Permettez-moi de rappeler l'historique du dossier.
Les pneumatiques étant des produits volumineux, la proximité des constructeurs automobiles est une donnée importante du marché, lequel se divise en marchés matures – États-Unis et Europe de l'Ouest, où sont concentrés les principaux constructeurs – et marchés émergents – Asie, Europe de l'Est et une partie de l'Amérique latine, caractérisés par une forte croissance.
Dans les années quatre-vingt-dix, Goodyear a fait le choix de s'installer dans les pays émergents. En 1992, le groupe est le premier à s'implanter en Chine, où il produit sous sa propre marque. En 1997, il prend position en Inde. Ces localisations n'ont pas d'effet direct sur la production en Europe. En revanche, après la chute du mur de Berlin, en 1989, plusieurs constructeurs automobiles, dont Volkswagen, PSA et Renault, se déploient en Europe de l'Est. Entre 1999 et 2009, le nombre de véhicules assemblés dans les pays d'Europe centrale et orientale (PECO) passe de 1,4 million à plus de 3 millions.
Le marché du pneumatique se partage entre la première monte, déterminée par les constructeurs automobiles, et le remplacement, qui dépend de l'importance du parc. Dès 1995, Goodyear choisit de se développer en Pologne, en prenant une participation dans Dębica. Le groupe annonce un investissement de 115 millions de dollars. Il s'installe en Slovénie en 1997. Dębica se situe dans une zone économique, où les entreprises sont exonérées de taxes, d'impôts sur le revenu et de taxe foncière. Ce zonage, d'abord reconduit jusqu'en 2012, vient d'être prolongé jusqu'en 2020.

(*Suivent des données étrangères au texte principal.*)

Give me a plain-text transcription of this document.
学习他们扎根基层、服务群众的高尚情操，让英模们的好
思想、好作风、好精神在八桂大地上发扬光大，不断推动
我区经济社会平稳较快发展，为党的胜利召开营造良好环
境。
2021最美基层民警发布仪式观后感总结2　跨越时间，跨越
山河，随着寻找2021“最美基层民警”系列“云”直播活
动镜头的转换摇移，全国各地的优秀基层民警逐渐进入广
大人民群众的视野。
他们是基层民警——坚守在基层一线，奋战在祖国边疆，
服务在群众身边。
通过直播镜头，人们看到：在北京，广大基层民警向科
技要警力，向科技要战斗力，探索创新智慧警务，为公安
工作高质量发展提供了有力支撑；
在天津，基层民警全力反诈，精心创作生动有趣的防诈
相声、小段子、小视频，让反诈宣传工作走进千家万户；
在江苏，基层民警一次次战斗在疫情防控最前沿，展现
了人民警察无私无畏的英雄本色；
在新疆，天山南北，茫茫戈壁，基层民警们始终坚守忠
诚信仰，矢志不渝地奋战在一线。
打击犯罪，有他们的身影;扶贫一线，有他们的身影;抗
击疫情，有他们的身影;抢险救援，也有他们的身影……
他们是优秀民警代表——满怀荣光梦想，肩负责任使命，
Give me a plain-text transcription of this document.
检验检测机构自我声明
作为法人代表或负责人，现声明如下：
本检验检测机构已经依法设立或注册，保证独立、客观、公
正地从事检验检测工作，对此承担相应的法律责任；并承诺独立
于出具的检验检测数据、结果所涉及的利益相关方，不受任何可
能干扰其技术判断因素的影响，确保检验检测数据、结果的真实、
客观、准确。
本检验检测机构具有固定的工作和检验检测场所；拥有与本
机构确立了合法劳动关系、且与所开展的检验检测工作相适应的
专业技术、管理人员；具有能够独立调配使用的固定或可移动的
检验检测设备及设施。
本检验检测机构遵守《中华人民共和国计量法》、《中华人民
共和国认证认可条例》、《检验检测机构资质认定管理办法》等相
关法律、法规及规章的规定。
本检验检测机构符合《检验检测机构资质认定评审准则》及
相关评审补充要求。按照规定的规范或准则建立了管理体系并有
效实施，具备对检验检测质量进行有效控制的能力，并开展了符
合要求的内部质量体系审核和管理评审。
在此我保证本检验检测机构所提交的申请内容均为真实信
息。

La concurrence entre le site polonais et les sites français et allemands est allée en se renforçant. En 2002, Goodyear construit un important pôle logistique à Tarnów et, en 2006, entreprend de moderniser l'usine polonaise. En 2007, le groupe annonce un plan d'investissement de 100 millions d'euros sur quatre ans, pour augmenter la production de pneus à haute performance. D'ordinaire, les constructeurs se fixent près des lieux de consommation. S'ils produisent le onze, le treize ou le quinze pouces dans les PECO, ils maintiennent la fabrication du dix-sept, du dix-neuf et du vingt-et-un pouces dans l'Europe développée. Goodyear masse toute la production à l'Est. L'usine polonaise devient sa vitrine technologique. Sa production passe de 26 000 à 48 000 unités par jour, alors que celle d'Amiens-Nord ne dépasse pas 20 000. Le chiffre d'affaires de Dębica augmente de 62 millions d'euros en 2003 à 218 en 2007, puis à 247 en 2011. En 2009, la production du site polonais est exportée à 74 % vers les pays européens.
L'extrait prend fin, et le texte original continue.